The Justice Department and the committee, conducting separate but parallel probes, have clashed publicly and behind the scenes over their respective tactics and the paces of their investigation.

The DOJ publicly griped about the January 6 Committee initially not turning over interview transcripts that could aid its prosecutions. The committee, meanwhile, was incensed at the Department for not prosecuting former Trump aides Mark Meadows and Dan Scavino after referring them for contempt of Congress for defying the panel's subpoena.

Kinzinger said that before the Committee began holding its hearings, he was "very frustrated" with the pace of the DOJ's investigation into the Capitol riot and suggested that, in the end, the hearings may have been the catalyst that "lit a fire" under the DOJ investigation.

The committee is methodically gathering and presenting evidence that Trump broke at least five federal laws in his actions leading up to the Capitol riot in its hearings, Insider's Camila DeChalus has reported, making the case for prosecutions.

Kinzinger said that the hearings are serving as a criminal referral to the Department of Justice, calling the concept of a formal referral on paper "kind of an invented thing." The committee can issue a formal referral for criminal charges to the Justice Department, which has led to the charging of two Trump advisers. A trial for Steve Bannon, who is charged with defying the committee Kinzinger serves on, is underway.

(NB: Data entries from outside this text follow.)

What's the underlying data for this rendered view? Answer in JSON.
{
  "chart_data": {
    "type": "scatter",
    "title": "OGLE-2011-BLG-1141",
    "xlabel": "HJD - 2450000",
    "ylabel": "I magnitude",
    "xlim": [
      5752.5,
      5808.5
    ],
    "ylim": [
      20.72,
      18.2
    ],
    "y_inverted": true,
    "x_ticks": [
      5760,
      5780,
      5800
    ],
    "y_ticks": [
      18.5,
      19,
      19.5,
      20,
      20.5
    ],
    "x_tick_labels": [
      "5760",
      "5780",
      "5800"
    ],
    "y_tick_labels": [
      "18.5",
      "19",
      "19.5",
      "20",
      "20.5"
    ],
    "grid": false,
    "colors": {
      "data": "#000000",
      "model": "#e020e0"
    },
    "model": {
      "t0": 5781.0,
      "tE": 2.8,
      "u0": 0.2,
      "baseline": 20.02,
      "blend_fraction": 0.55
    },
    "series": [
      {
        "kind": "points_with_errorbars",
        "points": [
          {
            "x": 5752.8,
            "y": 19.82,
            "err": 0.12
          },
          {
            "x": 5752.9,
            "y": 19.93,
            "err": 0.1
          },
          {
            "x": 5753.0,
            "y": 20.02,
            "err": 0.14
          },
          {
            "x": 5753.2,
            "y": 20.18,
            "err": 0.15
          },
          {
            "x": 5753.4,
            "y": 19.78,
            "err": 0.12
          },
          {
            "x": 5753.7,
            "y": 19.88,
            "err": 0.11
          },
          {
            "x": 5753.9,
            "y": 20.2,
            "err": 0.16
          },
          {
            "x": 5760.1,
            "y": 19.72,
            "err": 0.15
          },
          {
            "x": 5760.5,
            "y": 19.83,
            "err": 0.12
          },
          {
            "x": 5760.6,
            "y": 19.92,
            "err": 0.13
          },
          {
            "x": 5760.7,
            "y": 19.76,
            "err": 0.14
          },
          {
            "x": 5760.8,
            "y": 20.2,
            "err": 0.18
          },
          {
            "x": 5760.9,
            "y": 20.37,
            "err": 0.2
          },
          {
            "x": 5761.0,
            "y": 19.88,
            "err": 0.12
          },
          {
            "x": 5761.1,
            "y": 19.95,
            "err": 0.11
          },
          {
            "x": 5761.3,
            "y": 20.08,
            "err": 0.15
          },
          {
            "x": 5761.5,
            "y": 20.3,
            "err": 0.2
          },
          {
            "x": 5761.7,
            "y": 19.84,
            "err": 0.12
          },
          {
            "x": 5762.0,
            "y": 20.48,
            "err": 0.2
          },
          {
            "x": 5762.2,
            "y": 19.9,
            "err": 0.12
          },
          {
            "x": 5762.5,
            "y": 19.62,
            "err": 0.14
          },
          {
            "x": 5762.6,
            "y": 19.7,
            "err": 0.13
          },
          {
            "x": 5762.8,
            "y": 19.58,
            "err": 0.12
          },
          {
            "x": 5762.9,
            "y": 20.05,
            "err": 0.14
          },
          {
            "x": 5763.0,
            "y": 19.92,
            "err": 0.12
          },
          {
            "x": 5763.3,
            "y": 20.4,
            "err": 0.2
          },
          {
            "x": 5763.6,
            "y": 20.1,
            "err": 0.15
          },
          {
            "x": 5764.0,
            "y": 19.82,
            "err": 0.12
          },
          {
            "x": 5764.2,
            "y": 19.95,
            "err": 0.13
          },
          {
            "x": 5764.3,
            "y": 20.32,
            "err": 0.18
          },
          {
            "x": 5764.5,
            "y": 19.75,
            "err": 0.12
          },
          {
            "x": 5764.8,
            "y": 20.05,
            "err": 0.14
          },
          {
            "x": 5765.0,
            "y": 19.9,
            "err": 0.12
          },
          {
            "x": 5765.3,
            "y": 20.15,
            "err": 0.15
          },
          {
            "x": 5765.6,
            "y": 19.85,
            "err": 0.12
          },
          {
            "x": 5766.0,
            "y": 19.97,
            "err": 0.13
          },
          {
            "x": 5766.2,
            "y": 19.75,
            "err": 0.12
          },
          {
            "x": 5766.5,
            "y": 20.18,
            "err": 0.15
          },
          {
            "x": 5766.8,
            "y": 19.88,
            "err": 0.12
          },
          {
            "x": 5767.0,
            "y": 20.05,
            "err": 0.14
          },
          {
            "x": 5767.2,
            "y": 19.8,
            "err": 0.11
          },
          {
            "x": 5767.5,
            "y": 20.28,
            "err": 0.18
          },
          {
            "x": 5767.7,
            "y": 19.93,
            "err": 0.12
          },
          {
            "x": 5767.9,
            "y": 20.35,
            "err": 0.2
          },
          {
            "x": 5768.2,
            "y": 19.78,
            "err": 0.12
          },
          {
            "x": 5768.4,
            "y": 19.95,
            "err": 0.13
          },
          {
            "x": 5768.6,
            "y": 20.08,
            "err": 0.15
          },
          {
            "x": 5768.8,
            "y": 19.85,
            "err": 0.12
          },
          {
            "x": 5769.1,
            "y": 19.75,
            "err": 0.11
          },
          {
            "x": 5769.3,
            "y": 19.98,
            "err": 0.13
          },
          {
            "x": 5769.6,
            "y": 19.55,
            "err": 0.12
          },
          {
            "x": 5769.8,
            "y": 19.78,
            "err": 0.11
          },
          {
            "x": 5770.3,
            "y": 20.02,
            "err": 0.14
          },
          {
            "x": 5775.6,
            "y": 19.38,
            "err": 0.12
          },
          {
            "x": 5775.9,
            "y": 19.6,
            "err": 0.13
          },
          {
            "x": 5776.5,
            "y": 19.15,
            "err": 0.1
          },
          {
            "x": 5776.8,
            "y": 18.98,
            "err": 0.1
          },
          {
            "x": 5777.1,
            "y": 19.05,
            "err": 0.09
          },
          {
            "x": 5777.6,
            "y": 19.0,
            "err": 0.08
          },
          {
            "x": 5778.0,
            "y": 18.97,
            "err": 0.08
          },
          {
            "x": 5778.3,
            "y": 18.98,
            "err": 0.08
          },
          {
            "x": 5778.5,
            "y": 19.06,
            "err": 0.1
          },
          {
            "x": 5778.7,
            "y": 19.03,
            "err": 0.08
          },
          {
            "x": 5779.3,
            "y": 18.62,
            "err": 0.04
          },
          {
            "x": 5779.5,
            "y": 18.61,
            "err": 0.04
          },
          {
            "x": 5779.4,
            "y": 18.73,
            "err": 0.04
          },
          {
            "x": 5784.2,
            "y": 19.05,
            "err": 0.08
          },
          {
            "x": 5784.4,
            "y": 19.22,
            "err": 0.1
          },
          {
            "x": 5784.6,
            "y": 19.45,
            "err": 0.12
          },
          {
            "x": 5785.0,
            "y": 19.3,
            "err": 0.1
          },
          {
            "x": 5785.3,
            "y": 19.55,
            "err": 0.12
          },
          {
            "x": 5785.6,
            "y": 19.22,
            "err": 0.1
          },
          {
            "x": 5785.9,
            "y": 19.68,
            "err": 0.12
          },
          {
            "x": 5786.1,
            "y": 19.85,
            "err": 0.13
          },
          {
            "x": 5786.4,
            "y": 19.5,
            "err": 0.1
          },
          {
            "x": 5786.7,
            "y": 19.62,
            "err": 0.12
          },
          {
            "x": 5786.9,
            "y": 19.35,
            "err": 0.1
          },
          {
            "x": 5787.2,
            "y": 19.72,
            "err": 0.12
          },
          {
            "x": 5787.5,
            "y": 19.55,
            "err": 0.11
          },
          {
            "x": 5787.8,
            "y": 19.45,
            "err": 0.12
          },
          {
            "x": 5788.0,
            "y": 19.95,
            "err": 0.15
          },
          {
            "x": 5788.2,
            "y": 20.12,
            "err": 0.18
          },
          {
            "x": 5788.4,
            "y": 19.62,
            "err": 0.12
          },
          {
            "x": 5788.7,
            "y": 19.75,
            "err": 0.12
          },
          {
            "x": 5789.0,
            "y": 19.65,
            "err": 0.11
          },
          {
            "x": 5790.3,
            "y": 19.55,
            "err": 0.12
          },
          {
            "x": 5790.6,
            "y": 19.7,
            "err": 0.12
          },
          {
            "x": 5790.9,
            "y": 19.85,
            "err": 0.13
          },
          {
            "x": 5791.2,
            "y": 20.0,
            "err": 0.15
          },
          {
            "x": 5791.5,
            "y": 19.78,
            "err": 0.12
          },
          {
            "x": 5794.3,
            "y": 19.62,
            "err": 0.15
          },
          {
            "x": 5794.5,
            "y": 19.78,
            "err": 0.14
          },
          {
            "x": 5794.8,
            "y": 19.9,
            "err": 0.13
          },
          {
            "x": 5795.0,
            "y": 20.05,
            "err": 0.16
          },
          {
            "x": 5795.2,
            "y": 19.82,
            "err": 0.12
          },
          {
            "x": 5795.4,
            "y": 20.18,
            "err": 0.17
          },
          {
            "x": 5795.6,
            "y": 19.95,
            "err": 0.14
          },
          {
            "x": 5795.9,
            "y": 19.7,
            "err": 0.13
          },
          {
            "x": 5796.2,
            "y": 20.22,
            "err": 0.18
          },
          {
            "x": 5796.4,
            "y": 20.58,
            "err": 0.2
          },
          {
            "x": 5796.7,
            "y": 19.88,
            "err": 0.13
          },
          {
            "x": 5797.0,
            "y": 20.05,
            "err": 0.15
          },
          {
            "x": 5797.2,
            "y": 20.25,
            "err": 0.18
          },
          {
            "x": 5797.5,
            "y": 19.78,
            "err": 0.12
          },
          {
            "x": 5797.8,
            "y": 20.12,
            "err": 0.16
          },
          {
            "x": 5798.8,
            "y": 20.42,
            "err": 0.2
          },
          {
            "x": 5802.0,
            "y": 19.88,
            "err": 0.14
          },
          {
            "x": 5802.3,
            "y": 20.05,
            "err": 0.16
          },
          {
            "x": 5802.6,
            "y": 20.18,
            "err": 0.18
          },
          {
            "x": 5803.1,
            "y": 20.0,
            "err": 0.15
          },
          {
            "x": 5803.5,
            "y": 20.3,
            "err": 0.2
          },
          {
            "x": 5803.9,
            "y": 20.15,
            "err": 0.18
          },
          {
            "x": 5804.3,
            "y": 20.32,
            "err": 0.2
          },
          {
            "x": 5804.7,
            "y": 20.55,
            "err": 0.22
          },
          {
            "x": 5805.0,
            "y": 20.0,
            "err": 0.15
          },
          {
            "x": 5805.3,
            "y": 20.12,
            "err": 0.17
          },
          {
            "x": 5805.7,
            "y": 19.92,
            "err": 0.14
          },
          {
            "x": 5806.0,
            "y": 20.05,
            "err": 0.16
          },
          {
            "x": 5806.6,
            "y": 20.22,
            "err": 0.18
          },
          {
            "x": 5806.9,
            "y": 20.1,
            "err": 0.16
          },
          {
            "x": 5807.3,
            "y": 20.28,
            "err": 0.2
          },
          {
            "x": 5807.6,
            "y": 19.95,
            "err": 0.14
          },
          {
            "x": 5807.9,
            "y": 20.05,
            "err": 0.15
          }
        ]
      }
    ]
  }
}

"DOJ obviously knows what we know and they're investigating it. Whether we send them a piece of paper quote-unquote 'referring' or not really won't have much basis," Kinzinger explained. "That said, we still may do it, just to make the point."

Kinzinger said the Committee will decide on whether to do so "later in the summer or fall," when the panel plans to issue its initial report on its findings.

"I think we're all waiting for this kind of moment where there's some thing, but the truth is, it's kind of awkward to say how you end these things. And it's just the American people knowing the truth is very important," Kinzinger said.